Os próprios egípcios aceitavam a divisão setenária. Ensinavam que na partida, a alma (Ego) tinha que passar através de suas sete camadas ou princípios: os que deixava atrás de si e os que com ela seguiam. A única diferença que vemos, sempre levando-se em conta o castigo que trazia consigo o revelar as doutrinas dos Mistérios (o qual se pagava com a vida), é que nós damos mais forma e explicações mais detalhadas sobre esse assunto do que eles. Embora ensinando ao mundo tanto quanto nos é permitido fazê-lo, sem dúvida até mesmo em nossa doutrina vários pontos importantes são reservados, e somente os que estudam a filosofia esotérica e prometeram silêncio estão autorizados a conhecer.

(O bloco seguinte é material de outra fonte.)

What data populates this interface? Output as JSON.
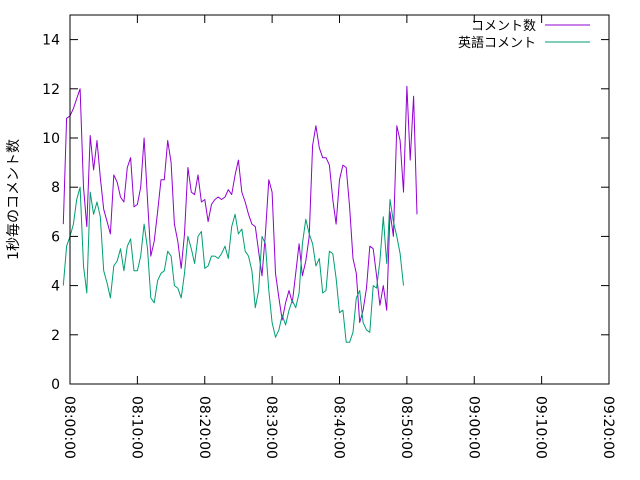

[1] "Platão e Pitágoras — diz Plutarco — dividem a alma em duas partes: a racional (noêtica) e a irracional (agnoia); aquela parte do homem que é racional, é eterna, pois embora não seja Deus, sem dúvida (produto de uma divindade eterna; mas aquela parte da alma privada da razão (agnoia), morre." O moderno termo agnóstico provém de agnose, palavra similar. Estranho é que o autor da palavra, Huxley, haja relacionando sua grande inteligência com "a alma privada de razão que morre". Isto é humildade exagerada do materialista moderno?